Cultural studies, was first named New historicism by Stephen Greenblatt. Cultural studies “involves viewing and analyzing practically any recorded phenomenon, present or past, as a social text,” including phenomenon not usually considered text, with a tendency to seek out subjects not considered to be art traditionally. (1207)
Michel Foucault
- Twentieth-century French archaeologist, historian, and philosopher.
- Redefined the concept of history. History is neither real nor objective. Not real because we only see it through representations of it (history books). Not objective because it is written by a subject constituted by society, ruled by its discursive practices (methods of expression that are also methods of oppression, similar to the Marxist hegemony)
- History is NOT Linear (does not have a definite beginning, middle, and end).
- History is NOT Teleological (purposefully going forward toward some known end).
- Each culture/era has its own episteme (The perceptions of the nature of reality and the sets of the acceptable and unacceptable standards of behavior of a certain society in a certain period of history functioning within the society’s own discursive practices.)
Stephen Greenblatt
- Cultural anthropologist who stresses that “one needs to be immersed in a culture’s relationships to bring out a credible report of what events mean to their participants.” He calls this thick description.

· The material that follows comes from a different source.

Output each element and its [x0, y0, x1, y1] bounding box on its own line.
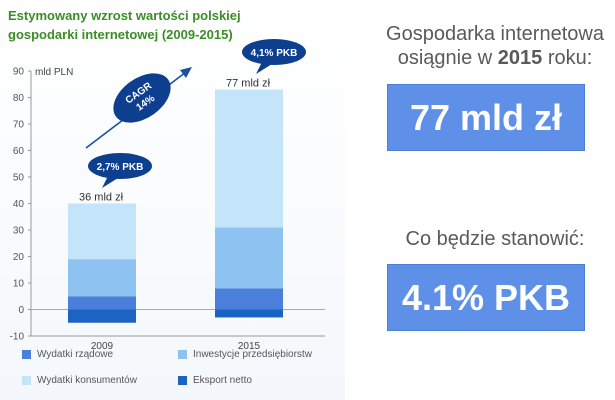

- No observer of any culture can be objective, so anthropology, like history, cannot be a precise science. (1214)
- Author of "Improvisation and power", and Renaissance self- fashioning.
- He was not satisfied with what New Criticism provides.
- He wants to understand literature from a historical perspective.
New historicism is not a theory but a set of practices (1205)
Derives from:
1. Foucault’s notion that “texts within a particular period are linked by a specific episteme.
2. Geertz’ notion that all cultures “operate through symbolic representation and ritual enactment of conflict.
3. White’s notion that tropes used by writers can guide us to the way historians think and to the fact that representations of the past are filtered through language.
4. Bourdieu and Certeau’s notion that “the structure of learned professions alters the way knowledge and the power associated with it are originated and distributed.” (1206)
New historicism is a method based on the parallel reading of literary and non-literary texts, usually of the same historical period, in which the literary and non-literary texts are given equal weight and constantly inform of interrogate each other.
New historicism is interested in history as represented and recorded in written documents, in history-as-text. Historical events as such are seen as irrecoverably lost.
- The beginning of new Historicism dates to 1979-1980.
- The flowers of cultural study can be divided into two main branches
- Culture Materialism – British branch
- New Historicism – American branch
- New Historicism seeks to move beyond aporia (undecidability) rather than assert that a text has many possible meaning.
- They redefined the meaning of a text.
- New Historicism is concerned with culture, history, and literature.